Papá en apuros is a Peruvian telenovela based on the 2015 Chilean telenovela Papá a la deriva, created by Daniella Castagno. It aired on Latina Televisión from 23 October 2023 to 6 May 2024. The series stars Juan Carlos Rey de Castro, Luciana Blomberg, José Miguel Argüelles, Paulina Bazán, Matilde León and Joaquín Escobar.

== Premise ==
Martín Seminario is a Navy frigate captain who has been widowed and is now raising his four children alone. After several years of being alone, Martín meets Julieta Olaya, with whom he begins to share new experiences and finds a new opportunity for love.
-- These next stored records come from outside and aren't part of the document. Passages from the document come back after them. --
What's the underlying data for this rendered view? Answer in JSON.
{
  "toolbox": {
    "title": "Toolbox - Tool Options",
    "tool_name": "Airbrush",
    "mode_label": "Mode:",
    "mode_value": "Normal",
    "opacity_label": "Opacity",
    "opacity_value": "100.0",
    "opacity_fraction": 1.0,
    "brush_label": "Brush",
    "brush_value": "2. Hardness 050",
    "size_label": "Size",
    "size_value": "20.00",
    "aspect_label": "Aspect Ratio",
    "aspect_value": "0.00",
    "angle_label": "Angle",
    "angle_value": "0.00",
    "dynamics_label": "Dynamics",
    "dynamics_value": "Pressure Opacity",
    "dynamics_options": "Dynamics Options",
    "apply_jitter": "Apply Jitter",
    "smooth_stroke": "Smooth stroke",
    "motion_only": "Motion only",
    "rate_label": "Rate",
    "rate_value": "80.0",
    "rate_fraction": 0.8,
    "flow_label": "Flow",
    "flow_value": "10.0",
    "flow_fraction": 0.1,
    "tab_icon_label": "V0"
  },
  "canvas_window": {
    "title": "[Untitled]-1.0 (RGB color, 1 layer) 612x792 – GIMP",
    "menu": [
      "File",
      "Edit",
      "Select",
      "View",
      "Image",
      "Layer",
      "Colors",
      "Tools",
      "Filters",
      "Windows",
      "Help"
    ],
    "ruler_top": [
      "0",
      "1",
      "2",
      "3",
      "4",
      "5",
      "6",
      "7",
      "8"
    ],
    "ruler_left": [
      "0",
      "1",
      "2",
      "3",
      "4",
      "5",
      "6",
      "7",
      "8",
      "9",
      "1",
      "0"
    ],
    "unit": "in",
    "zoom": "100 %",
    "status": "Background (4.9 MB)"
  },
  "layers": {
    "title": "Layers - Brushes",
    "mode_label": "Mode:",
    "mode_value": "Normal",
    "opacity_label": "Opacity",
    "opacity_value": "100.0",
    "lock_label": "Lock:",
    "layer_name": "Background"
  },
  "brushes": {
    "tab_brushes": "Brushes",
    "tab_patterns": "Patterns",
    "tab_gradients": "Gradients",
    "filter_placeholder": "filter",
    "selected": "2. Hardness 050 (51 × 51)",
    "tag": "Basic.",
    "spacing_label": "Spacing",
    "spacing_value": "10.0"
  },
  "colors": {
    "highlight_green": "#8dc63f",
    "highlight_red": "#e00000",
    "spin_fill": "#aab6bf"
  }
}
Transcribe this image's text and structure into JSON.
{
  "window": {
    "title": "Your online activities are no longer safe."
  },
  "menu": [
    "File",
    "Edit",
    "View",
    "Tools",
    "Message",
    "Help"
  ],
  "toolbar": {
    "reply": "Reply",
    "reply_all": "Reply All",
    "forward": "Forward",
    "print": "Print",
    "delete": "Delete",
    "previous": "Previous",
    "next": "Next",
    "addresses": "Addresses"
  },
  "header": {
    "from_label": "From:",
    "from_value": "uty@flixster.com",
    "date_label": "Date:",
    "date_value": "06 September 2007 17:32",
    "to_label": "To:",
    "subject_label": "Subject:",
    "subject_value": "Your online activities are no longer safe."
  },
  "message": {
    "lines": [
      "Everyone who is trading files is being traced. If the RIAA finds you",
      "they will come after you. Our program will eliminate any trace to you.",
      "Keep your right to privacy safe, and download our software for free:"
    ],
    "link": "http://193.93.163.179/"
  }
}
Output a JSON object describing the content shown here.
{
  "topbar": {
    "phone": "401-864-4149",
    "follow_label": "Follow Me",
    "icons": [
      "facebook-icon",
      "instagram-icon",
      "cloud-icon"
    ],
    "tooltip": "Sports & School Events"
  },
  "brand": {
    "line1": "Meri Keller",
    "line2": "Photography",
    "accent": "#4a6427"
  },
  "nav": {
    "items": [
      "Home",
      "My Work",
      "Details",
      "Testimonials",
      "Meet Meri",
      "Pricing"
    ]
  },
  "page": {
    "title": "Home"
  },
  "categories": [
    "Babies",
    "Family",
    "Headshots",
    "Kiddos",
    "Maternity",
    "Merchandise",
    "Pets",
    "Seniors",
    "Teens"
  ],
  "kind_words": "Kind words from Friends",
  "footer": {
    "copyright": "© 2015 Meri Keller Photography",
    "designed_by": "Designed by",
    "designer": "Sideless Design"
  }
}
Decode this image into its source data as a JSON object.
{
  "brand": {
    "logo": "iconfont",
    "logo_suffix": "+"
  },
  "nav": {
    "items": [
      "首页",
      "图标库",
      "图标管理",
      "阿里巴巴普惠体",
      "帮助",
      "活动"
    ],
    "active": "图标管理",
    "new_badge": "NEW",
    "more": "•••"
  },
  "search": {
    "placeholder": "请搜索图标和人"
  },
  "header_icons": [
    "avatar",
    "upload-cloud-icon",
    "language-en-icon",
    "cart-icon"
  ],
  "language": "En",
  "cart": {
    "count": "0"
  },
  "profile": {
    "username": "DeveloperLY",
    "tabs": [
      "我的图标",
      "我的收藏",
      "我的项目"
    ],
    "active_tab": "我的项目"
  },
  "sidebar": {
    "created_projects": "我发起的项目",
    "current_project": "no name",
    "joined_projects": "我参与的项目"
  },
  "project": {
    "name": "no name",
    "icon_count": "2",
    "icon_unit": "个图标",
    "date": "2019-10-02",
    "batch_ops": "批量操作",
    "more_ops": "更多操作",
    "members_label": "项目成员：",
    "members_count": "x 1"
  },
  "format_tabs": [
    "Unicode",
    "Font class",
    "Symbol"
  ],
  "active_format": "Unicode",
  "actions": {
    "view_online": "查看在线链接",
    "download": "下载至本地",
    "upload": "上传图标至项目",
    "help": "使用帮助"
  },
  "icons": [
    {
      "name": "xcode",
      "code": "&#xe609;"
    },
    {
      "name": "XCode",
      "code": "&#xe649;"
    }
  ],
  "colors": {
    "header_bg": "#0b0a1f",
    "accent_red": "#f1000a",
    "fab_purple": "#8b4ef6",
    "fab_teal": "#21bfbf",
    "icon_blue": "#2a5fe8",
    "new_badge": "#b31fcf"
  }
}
However, many obstacles will prevent them from being together.

== Cast ==
- Juan Carlos Rey de Castro como Martín Seminario
- Luciana Blomberg como Julieta Olaya
- Ximena Díaz como Natalia Rodríguez
- Nico Ponce como Matías Quiroz "El Toyo"
- Denisse Dibós como Emilia Santillana
- Bruno Odar como Ramón Olaya
- Mónica Rossi como Victoria "Vicky" Pacheco
- Rodrigo Sánchez Patiño como Jorge Arrarte
- José Miguel Argüelles como Cristóbal Seminario
- Paulina Bazán como Stephanie Quiroz
- Joaquín Escobar como Jonathan Quiroz
- Matilde León como Luna Seminario
- Jano Baca como Elvis Tangoa
- Adriana Campos-Salazar como Bárbara Castro
- Ekaterina Konysheva como Kate Chamberline "La Gringa"
- Mariano Ramírez como Vasco Seminario
- Bianca Bazo como Marina Seminario

== Production ==
Filming of the telenovela took place from April to December 2023. The telenovela marks the beginning of Peruvian adaptations of Chilean telenovelas, culminating with the remake Pobre novio, which aired from 2024 to 2025. It also marks Latina Televisión's return to production of telenovelas, following the broadcast of Torbellino, 20 años después in 2018. Gerardo Herrera and Víctor Huerta González serve as directors, with Carol Ríos Polastri and Guillermo Lay Arcos as executive producer and general producer respectively.

== Reception ==
The telenovela premiered on 22 October 2023, positioning itself in sixth place in the audience during primetime with a percentage of 9.2 points, being surpassed by its competitors, the telenovelas Al fondo hay sitio and Perdóname, both airing on América Televisión. The Kantar Ibope Media survey placed it in fifth place in its time slot on its premiere date, reaching that position with an amount of 901,000 viewers.